My father has adopted a Mexican boy named Maguey;
Eight years old, he speaks no English.
Brown skin, black eyes, white smile—
We talk about his animal friends. Who are you? I ask.
Your friend many days, he replies. The cats all like him, and I.
Driving out along a country road
I’ve driven many times before but
The wheel goes rubbery in the rutted mud.
Then a canyon, the road narrows, slopes down
Through closing walls of rock I no longer know.
Suddenly a creek, limestone shelves, pools of water.
I can’t navigate the drop-offs and step out into knee-deep water.
I climb the canyon wall, behind me
Maguey, sandy-haired and grown into a man
Midwest style. I call him Mike.
We climb up over green-mossed white granite
Boulders until we come out at the castle.
The grillwork, a briarpatch of rusted spikes,
and carved in the stone the bipartite shield still shows
Castil y Léon, the moss undisturbed since 1600.

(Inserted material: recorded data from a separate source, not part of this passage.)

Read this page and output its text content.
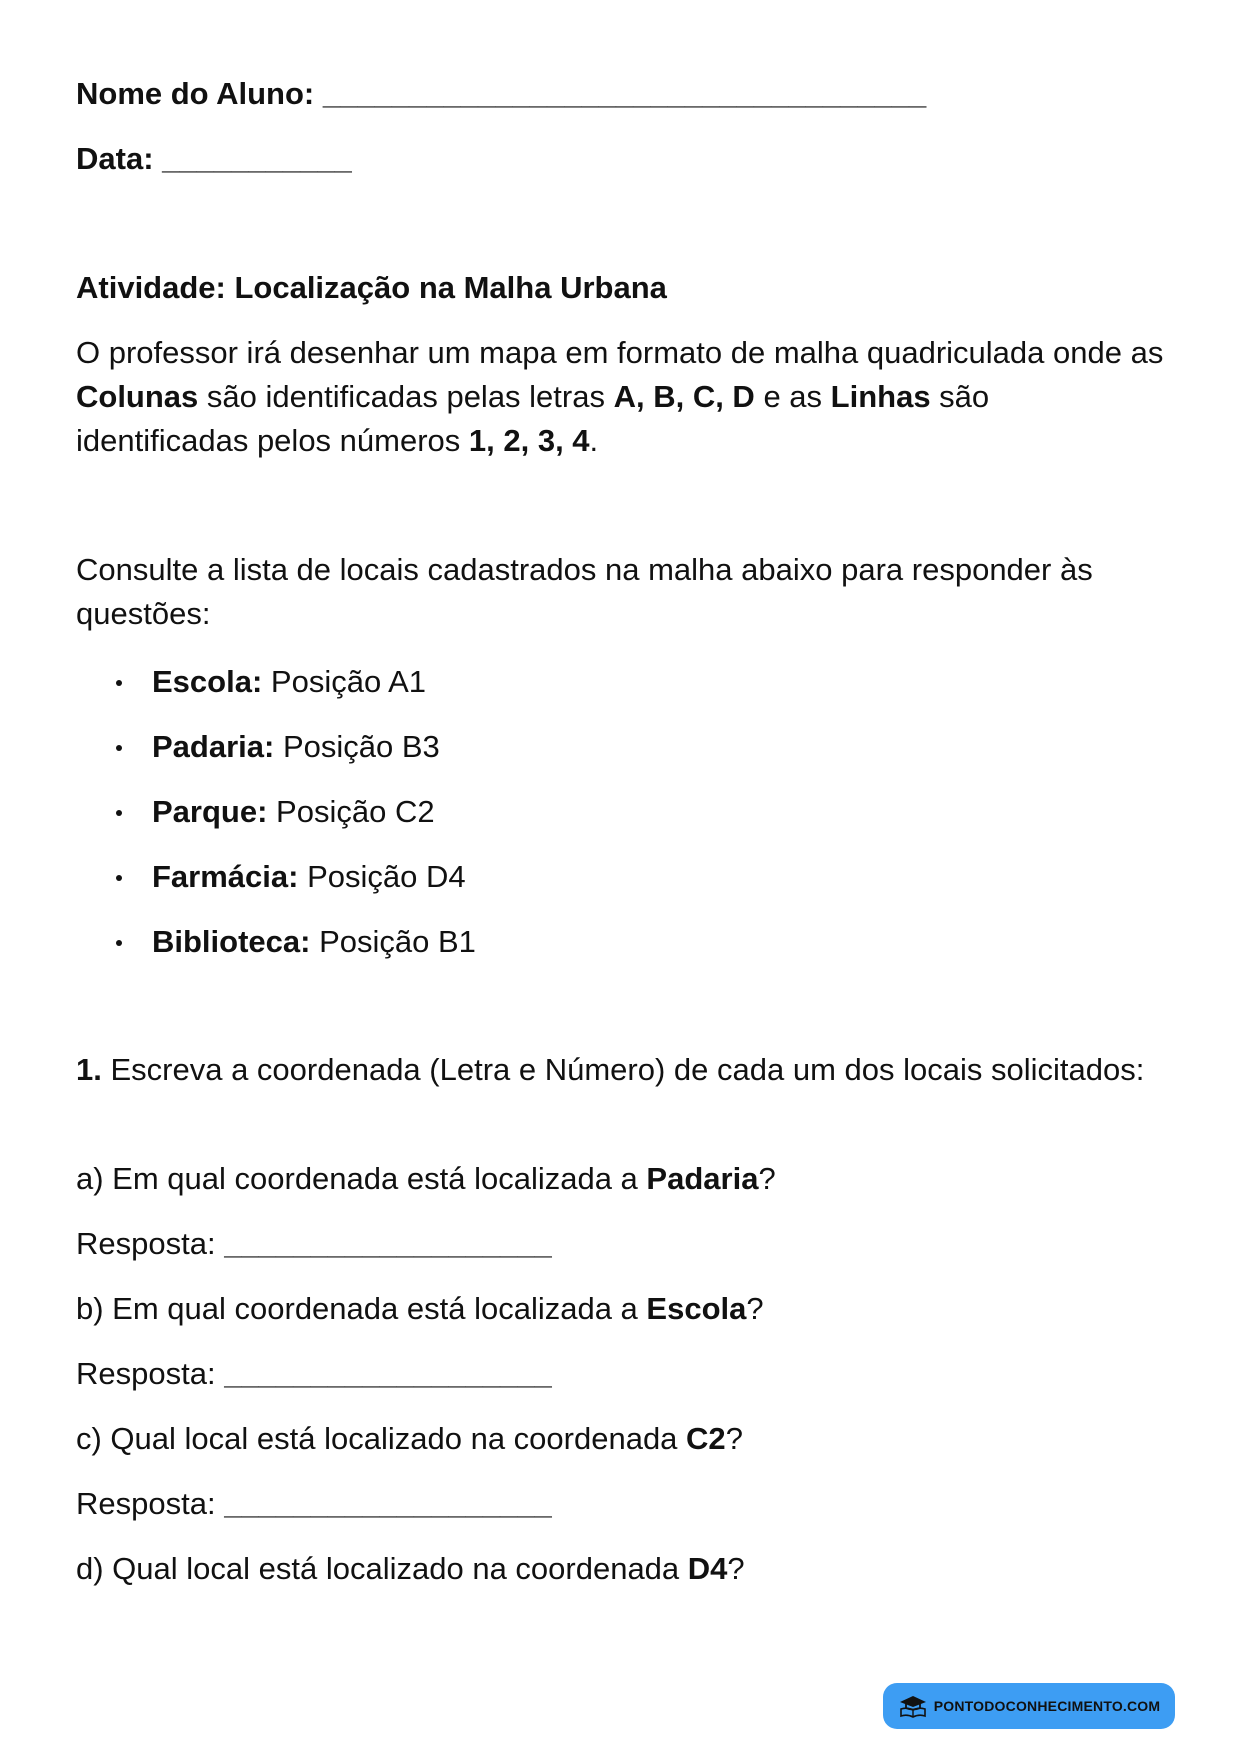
Nome do Aluno: ___________________________________
Data: ___________
Atividade: Localização na Malha Urbana
O professor irá desenhar um mapa em formato de malha quadriculada onde as Colunas são identificadas pelas letras A, B, C, D e as Linhas são identificadas pelos números 1, 2, 3, 4.
Consulte a lista de locais cadastrados na malha abaixo para responder às questões:
Escola: Posição A1
Padaria: Posição B3
Parque: Posição C2
Farmácia: Posição D4
Biblioteca: Posição B1
1. Escreva a coordenada (Letra e Número) de cada um dos locais solicitados:
a) Em qual coordenada está localizada a Padaria?
Resposta: ___________________
b) Em qual coordenada está localizada a Escola?
Resposta: ___________________
c) Qual local está localizado na coordenada C2?
Resposta: ___________________
d) Qual local está localizado na coordenada D4?
PONTODOCONHECIMENTO.COM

Below, the Spanish coastal plain
spreads out, further still the gray Atlantic.
From the abandoned cemetery above the city, the ancient canons
fire.
We talk about death. There’s a defeat in Mike’s voice
I don’t know, a new tone of weariness and hurt.
Yet he strides ahead of me over the rocks,
and I follow, heading down toward the plain.
He has been this way since Leon died.